The Birth of a University
The roots of the University of Georgia go back to 1784, when the Georgia General Assembly set aside 40,000 acres of land in two new counties, Franklin and Washington, for the specific purpose of starting a "college or seminary for learning." The following year, the lawmakers had one. A man named Abraham Baldwin, a tutor from Yale University and later a U.S. Senator, drafted a charter for what was to become Franklin College (indirectly named for Benjamin Franklin). On January 27, 1785, the General Assembly approved the charter. The first seeds were sown.
With the inception of Franklin College, Georgia became the first state in the South to charter a state university. The school grew slowly at first, mostly because Georgia was an agricultural state where planting crops took top priority. After the Civil War, state legislators came to recognize the value of better schools, but attention first had to be directed toward rebuilding Georgia's ravaged economy. Improvements in education would have to wait.
Nevertheless, Franklin College acquired in 1867 the Lumpkin Law School, a private school named for Judge Joseph Lumpkin - a man who, ironically, once turned down the presidency of Franklin College. As the first professional school in the state, Lumpkin Law School proved a valuable addition and added prestige to the college. Soon thereafter the college was renamed the University of Georgia.
While the acquisition of a law school in 1867 was helpful, nothing benefited the university more than a document passed by the Georgia Assembly 10 years later. The Constitution of 1877 gave all money for education (with the exception of the "elementary branches of an English education") to the University of Georgia. The constitution also paved the way for the establishment of four extensions to the university.
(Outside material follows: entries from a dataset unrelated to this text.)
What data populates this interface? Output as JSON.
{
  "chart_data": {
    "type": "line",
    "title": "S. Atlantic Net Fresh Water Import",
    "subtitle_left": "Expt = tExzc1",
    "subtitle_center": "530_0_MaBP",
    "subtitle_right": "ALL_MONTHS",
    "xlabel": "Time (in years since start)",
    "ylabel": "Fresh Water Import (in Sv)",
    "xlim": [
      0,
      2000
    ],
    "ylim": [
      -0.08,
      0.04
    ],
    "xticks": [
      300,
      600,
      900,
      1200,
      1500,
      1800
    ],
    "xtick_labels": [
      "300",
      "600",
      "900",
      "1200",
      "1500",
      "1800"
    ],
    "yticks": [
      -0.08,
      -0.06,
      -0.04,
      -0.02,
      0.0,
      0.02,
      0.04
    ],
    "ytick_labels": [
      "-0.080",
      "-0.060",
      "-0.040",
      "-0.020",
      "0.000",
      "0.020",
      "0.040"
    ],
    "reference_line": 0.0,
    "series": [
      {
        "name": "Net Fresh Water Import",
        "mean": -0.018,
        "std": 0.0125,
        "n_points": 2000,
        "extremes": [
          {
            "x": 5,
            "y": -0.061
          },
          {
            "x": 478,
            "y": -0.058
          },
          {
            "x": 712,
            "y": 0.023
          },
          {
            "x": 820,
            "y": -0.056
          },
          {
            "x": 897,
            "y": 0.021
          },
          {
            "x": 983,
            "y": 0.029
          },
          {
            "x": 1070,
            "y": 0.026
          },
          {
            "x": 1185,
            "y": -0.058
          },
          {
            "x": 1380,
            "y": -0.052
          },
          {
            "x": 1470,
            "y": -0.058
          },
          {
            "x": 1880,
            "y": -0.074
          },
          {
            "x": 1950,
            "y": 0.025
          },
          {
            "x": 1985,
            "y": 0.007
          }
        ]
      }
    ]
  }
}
These four branches were created over the next 30 years, and people living in Atlanta, Milledgeville, Savannah and Valdosta were given a chance to attend college locally. The names and purposes were diverse, too: the School of Technology (now Georgia Institute of Technology) was founded in Atlanta, 1885; the Georgia Normal and Industrial College for Girls (now Georgia College & State University) was founded in Milledgeville, 1889; the Georgia State Industrial College for Colored Youths (now Savannah State University) was founded in Savannah, 1890; and the South Georgia Normal School (now Valdosta State University) was founded in Valdosta, 1906.